Developers spend a lot of time reading and understanding code, actually much more than writing code. Readability and understandability of code are very valuable quality attributes, because it impacts development speed and therefore development cost. Understandability can be improved a lot by just naming things properly.

“Indeed, the ratio of time spent reading versus writing is well over 10 to 1. We are constantly reading old code as part of the effort to write new code. …[Therefore,] making it easy to read makes it easier to write.”

— Robert C. Martin, Clean Code: A Handbook of Agile Software Craftsmanship

In my current legacy project I was looking at some classes and found a small but surprisingly very ambiguous class, that I’ve first used as an internal explanation to highlight the problem and raise awareness of the problem.

Example Case

The class name:

class IsoUelnFeiCodeService

Do you have any idea what this class is doing by its name? Probably not.

So just in case you didn’t guess what this means: The class name is just a concatenation of abbreviated, horse domain specific identifiers. – What are you going to do if we need to add yet another identifier? Should we rename the class?

And what makes it a service? There has always been and still is a tendency to call everything a service or manager Everything manages or does something, don’t tell the obvious, tell what it does!

It also has ambiguous method names, here is just one of them:

getIso3166Numeric(string $numeric): ?array

Just by the signature of the method, lacking any documentation of its behavior, what would you expect it to do? Why do you have to input something “numeric” when the method, assuming by its name, gets you something numeric back? But why does it return an array instead?

The underlying implementation actually returns the following. Luckily somebody put this information at least in the doc-block.

/**
 * array{name: string, alpha2: string, alpha3: string, numeric: numeric-string, currency: string[]}
 */

So it actually returns a set of three, strictly speaking four, different types of data for a country:

  • Country name
  • Country IDs:
  • Alphanumeric
  • Numeric
  • Its currency

Because it doesn’t return one clear type of data we can’t really give it a clear name, except we would break it completely up. The implementation is using a 3rd party library that returns this structure and just returns its array. Resolving this was not pragmatic at the time of refactoring this, therefore “data” is probably a sufficient name or part of the name for it.

Refactoring it

The way the method is used in the code actually covers two cases that are not obvious.
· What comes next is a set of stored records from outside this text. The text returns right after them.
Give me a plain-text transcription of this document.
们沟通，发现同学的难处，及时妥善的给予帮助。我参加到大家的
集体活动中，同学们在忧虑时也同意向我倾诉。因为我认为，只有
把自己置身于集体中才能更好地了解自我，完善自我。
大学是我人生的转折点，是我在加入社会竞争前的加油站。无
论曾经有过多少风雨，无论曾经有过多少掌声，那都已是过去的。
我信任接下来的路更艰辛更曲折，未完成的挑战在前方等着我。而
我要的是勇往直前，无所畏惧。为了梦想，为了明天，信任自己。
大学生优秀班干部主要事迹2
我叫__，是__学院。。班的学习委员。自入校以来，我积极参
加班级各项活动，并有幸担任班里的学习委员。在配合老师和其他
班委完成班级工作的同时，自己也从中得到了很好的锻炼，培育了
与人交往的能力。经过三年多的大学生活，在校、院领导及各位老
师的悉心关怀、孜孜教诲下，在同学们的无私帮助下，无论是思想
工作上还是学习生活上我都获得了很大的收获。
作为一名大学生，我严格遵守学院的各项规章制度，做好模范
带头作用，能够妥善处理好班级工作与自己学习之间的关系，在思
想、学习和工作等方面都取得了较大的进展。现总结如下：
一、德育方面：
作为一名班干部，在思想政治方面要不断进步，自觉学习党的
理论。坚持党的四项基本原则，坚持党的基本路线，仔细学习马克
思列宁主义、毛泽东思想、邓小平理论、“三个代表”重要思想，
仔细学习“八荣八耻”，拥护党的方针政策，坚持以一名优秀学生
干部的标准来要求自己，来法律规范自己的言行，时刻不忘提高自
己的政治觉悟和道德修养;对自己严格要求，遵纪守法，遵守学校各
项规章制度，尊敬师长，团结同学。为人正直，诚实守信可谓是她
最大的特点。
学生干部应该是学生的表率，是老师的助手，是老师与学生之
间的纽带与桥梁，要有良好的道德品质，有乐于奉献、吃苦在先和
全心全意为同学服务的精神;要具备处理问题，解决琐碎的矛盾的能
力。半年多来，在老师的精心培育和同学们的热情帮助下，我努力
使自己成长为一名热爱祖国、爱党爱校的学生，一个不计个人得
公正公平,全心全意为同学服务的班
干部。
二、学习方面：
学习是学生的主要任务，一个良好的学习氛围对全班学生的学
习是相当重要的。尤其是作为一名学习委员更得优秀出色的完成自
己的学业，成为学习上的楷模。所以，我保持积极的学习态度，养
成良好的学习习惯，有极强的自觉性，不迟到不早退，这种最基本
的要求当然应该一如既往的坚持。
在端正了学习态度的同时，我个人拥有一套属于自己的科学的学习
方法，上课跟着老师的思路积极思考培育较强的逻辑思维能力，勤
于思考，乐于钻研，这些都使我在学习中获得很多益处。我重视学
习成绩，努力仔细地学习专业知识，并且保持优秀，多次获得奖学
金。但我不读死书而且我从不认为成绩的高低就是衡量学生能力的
  • It is used for validation, which is a different purpose.
  • It is used to get the 2 and 3 character country code.

And what is actually ISO3166? Without looking it up or remembering it, it is not possible to tell what this means.

The method was therefore, renamed to

getCountryDataFromNumeric(string $numeric): ?array

and another method

isValidNumericCountryCode(string $numeric): bool

was introduced.

The following section of code was part of the method isISO() and you probably will agree that it is kind of hard to understand quickly what is going on here and what the intention behind the code is.
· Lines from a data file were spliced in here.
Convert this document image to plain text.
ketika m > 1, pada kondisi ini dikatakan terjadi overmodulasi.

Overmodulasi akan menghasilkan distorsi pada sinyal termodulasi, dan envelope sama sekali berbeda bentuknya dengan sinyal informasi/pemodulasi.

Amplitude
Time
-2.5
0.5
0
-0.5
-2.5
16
$startOk = ctype_alnum($start) || 'DE ' == $start;
$end = substr($code, 3);
$endOk = ctype_alnum($end) && 12 == strlen($end);
$deOk = ('3' == substr($code, 3, 1) || '4' == substr($code, 3, 1)) || ('DE ' != $start);
$countryCode = 'DE ' == $start ? 'DEU' : $start;
$countryOk = null != self::getIso3166Aplpa3($countryCode);

This was refactored to this and introduced small, but meaningful methods. You should be able to read in fluent English what exactly is validated here now.

return self::hasValidStart($start)
    && self::hasValidEnd($end)
    && self::isGerman($code)
    && self::isValidCountry($countryCode);

The single responsibility principle does not only improve the technical quality of the code but also makes it better to understand. Some might argue that this is over-engineered, which might be true, but this argument doesn’t consider the importance of readability and understanding the code.

The class was not renamed at the time of writing this for good reasons, but it will be renamed to HorseIdentifierHelper. For the time being it will be the ambiguous “Helper”, because it deals with two concerns: Validation and conversion, which should be split as well (Single Responsibility principle from the SOLID principles), but might not always be very pragmatic in this case.

The ultimate goal should be to have a HorseIdentifierValidator and a HorseIdentifierConversion class, using the validator, would improve the understandability greatly.

Conclusion: Name your things properly

If you encounter strange names don’t hesitate to change them. Refactoring naming is easy using today’s powerful IDEs as long as the locality of connascence is within the same system and does not go beyond the system’s boundaries of the application by being exposed to external services.

“You know you are working on clean code when each routine you read turns out to be pretty much what you expected. You can call it beautiful code when the code also makes it look like the language was made for the problem.”

— Ward Cunningham

There is no excuse not to fix naming when you encounter bad naming!